In 1948, he was sworn in as the first president of the Republic of Korea and was reelected in 1952, 1956 and 1960 before being forced to step down by student demonstrations against election-rigging in the 1960 election. While in office, Rhee guided the country through the Korean War and ensured that the new democracy retained its independence. South Korea also carried out major reconstruction projects and land reform under his leadership that provided jobs and gave farmland to more citizens.

But while in office, Rhee also cracked down on political dissent, amended the constitution to allow presidential elections to be determined by popular vote and to extend the number of terms that one could be president, and was implicated in an election fraud scandal during the 1960 elections that sparked widespread student demonstrations calling for him to step down.

After the 1960 April Revolution that removed him from power, Rhee returned to Hawaii to live in exile.

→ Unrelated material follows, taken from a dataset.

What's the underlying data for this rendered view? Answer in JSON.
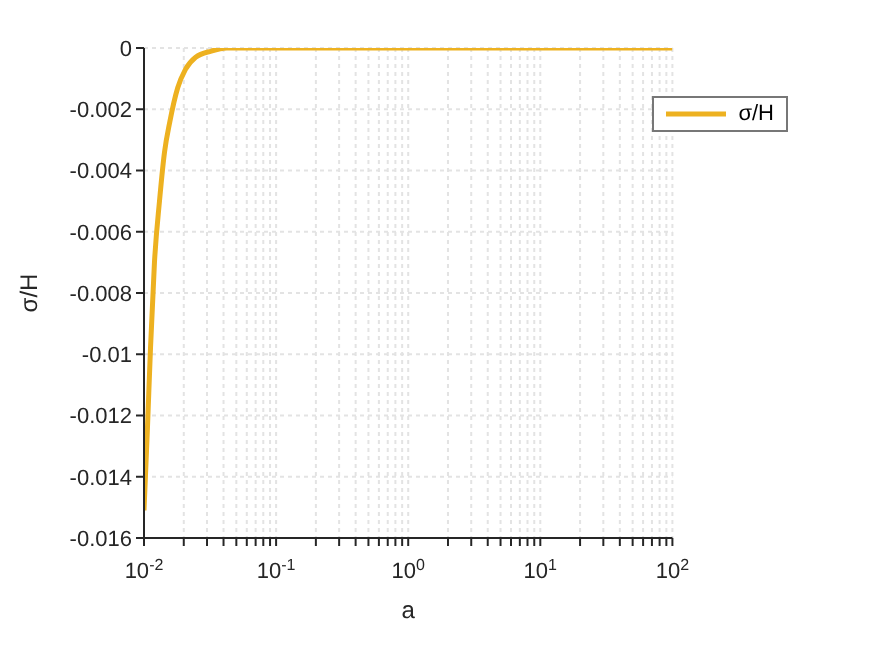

General Park Chung-hee seized control of the country in a coup d’etat the next year. Rhee died in Hawaii in 1965.

Despite the controversies surrounding Rhee’s legacy, many Koreans, like the members of the Princeton Club of Korea, view the former president and his education at Princeton positively.

“I think it’s a general feeling among Koreans that Syngman Rhee’s Princeton education was very important for him to lead Korea and to defend Korea from North Korean aggression as president,” Kim explained. “Many Koreans are very grateful to Princeton for that, and that’s why the alumni of Princeton in Korea did this kind of effort.”

Stephanie Park ’13, president of the Korean American Student Association, declined to comment on the dedication, explaining that the club does not take stands on political issues.

The renaming of Bowl 16 will take place in Robertson Hall on Oct. 3. After the naming, former South Korean Prime Minister Chung Un-chan GS ’78 will deliver a public address at 4:30 p.m. in Dodds Auditorium.